Google has rolled out the alpha version of Kotlin Symbol Processing (KSP), an API for building lightweight compiler plug-ins in the Kotlin language.
Similar to the Kapt compiler plug-in for annotation processing, but said to be faster, KSP offers direct access to Kotlin compiler capabilities. Implemented as a compiler plug-in itself, KSP is designed to obscure compiler changes and minimise maintenance efforts.
KSP features an API for directly parsing Kotlin code, to reduce the build speed tax imposed by Kapt stub generation. Kotlin faces a challenge in that it lacks a native annotation processing system, although annotation processors such as Room exist for Kotlin, Google said in a bulletin published on February 10.

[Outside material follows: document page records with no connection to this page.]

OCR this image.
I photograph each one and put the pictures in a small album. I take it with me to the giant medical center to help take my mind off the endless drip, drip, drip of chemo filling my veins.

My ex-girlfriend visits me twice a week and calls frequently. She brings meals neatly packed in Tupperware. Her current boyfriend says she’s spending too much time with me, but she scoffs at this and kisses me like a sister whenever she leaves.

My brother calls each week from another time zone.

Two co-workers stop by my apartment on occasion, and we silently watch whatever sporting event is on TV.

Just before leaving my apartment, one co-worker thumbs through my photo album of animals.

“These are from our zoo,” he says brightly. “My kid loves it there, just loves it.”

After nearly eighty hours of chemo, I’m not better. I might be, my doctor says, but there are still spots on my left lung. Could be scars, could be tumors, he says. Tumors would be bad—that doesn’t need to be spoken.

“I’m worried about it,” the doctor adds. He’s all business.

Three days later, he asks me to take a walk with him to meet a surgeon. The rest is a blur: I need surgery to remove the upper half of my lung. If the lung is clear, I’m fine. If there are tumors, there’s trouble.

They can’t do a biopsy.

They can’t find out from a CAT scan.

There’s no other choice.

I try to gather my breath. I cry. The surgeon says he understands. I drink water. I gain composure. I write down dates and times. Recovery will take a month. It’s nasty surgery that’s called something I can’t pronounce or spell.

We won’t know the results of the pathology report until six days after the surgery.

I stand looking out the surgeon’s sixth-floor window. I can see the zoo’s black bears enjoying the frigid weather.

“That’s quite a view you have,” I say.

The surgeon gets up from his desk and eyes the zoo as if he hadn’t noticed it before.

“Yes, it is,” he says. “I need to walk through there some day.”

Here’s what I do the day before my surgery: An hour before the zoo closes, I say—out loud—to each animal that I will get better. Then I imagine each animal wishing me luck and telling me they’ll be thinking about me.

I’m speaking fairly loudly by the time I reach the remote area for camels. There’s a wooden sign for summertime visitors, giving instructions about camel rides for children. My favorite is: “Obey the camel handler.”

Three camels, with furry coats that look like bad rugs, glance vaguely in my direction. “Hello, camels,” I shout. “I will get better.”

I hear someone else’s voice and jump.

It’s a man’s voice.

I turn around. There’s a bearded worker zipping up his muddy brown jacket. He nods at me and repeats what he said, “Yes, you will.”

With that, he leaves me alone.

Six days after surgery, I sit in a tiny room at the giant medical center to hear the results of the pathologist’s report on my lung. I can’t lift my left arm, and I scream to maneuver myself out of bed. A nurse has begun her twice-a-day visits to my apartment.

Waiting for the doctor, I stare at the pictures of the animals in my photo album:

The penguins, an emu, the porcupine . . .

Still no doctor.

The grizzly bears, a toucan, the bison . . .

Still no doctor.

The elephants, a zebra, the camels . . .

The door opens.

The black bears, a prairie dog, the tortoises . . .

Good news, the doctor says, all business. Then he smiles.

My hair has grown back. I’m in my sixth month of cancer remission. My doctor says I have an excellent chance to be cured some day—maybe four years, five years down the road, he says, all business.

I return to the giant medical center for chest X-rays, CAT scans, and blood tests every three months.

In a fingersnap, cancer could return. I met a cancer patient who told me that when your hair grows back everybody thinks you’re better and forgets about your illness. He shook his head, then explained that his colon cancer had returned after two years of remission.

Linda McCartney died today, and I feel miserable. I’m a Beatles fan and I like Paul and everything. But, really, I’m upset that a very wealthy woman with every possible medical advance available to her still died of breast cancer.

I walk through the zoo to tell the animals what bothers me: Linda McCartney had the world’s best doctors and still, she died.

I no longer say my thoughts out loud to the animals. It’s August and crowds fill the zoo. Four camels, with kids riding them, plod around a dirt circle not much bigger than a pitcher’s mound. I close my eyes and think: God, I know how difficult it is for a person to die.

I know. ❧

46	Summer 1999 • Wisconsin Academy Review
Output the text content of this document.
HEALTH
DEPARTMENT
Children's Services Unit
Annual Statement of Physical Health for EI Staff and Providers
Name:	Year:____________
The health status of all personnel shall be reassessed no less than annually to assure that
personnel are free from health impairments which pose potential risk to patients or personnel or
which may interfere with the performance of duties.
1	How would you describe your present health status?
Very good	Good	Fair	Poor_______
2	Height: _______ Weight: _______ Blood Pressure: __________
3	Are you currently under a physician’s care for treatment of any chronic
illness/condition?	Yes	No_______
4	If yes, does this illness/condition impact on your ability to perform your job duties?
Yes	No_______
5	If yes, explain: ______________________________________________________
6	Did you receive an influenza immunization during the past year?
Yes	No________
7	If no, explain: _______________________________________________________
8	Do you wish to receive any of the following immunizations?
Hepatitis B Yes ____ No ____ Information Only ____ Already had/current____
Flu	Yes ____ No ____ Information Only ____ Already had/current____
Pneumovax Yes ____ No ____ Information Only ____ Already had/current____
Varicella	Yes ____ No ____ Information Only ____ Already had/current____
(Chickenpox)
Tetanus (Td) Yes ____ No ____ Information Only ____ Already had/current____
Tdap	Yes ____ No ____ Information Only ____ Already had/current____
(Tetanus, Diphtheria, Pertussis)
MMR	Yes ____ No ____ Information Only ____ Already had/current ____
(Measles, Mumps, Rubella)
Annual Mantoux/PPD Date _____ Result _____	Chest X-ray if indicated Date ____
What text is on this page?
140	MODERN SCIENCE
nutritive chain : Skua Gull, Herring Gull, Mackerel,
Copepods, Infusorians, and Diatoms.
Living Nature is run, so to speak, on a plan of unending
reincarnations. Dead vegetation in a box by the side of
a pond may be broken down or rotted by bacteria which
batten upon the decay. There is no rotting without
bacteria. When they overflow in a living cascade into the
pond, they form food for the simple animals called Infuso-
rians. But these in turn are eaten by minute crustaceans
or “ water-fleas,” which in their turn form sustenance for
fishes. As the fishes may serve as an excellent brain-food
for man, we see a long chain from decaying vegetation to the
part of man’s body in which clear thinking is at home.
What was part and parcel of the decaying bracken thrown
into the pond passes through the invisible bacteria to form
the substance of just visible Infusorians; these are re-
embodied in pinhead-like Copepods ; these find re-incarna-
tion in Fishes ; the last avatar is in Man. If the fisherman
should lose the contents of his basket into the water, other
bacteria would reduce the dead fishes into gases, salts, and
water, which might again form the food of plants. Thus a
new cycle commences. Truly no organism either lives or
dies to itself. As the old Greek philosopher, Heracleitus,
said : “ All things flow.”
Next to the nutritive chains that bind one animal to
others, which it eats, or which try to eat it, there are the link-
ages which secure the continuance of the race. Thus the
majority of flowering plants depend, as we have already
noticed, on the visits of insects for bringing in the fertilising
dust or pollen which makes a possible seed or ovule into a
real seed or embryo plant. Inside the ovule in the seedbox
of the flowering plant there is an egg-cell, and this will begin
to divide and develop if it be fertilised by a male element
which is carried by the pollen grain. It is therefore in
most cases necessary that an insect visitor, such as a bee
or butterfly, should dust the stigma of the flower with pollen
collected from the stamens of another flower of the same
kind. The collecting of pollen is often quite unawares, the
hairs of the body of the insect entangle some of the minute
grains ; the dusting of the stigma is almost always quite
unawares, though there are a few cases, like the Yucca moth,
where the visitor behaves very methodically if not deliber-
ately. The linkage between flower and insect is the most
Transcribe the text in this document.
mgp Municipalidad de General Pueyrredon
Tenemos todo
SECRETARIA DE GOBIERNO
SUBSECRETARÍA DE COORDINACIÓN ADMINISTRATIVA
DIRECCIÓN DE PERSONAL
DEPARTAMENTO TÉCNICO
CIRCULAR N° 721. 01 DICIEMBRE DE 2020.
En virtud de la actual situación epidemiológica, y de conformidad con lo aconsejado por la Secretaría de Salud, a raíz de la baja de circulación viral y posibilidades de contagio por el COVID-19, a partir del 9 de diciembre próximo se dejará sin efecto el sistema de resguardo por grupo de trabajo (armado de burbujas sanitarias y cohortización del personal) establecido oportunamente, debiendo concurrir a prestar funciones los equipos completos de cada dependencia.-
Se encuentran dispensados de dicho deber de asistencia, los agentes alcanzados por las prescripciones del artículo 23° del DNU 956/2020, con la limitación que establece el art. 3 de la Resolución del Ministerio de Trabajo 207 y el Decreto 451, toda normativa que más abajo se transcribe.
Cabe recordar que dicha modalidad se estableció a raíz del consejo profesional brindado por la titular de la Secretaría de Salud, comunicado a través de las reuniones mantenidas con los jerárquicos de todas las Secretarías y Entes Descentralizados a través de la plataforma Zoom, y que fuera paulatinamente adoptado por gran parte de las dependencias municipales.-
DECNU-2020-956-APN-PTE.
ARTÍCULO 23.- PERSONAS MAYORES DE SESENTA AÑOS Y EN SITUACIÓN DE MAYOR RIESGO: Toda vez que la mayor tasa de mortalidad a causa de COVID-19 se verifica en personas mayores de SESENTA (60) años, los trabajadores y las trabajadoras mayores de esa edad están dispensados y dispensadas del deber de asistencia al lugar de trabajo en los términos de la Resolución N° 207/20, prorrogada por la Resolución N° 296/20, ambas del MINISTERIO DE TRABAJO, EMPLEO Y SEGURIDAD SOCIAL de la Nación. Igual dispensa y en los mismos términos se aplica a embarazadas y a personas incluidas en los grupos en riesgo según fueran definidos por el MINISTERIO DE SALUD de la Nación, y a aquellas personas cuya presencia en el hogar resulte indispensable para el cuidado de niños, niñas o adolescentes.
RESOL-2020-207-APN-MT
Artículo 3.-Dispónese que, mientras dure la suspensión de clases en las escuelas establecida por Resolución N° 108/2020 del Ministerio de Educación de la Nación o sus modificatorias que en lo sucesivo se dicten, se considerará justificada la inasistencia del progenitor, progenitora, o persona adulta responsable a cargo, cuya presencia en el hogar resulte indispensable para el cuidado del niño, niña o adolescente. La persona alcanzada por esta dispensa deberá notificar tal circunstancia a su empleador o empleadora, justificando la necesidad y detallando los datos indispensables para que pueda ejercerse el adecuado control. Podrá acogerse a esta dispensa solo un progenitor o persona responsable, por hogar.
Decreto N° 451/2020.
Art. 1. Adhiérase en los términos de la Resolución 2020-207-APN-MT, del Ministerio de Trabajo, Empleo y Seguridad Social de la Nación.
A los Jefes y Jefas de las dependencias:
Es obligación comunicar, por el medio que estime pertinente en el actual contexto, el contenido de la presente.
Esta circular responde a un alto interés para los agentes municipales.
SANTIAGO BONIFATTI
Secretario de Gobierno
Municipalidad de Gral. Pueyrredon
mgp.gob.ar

A library supporting KSP resembles a normal annotation processor, albeit faster. Note that using Kapt and KSP in the same module likely will slow down a build initially. Thus, during the alpha phase, it is advised that KSP and Kapt be maintained in separate modules. As more annotation processors adopt KSP, the tool is expected to become a drop-in replacement for Kapt.
Kotlin has become a viable choice for Android application development. But KSP is being developed with the goal of it being multi-platform; thus it is not tied to the JVM. Compatible with Kotlin 1.34.0, KSP has been likened to a preprocessor framework for Kotlin programs.
KSP source code and documentation can be found in GitHub. Developers can see what KSP looks like in action via the KSP Playground project, accessible via a link in the bulletin on the project. With the API still in development and likely to change, it is not advisable yet to use KSP in production.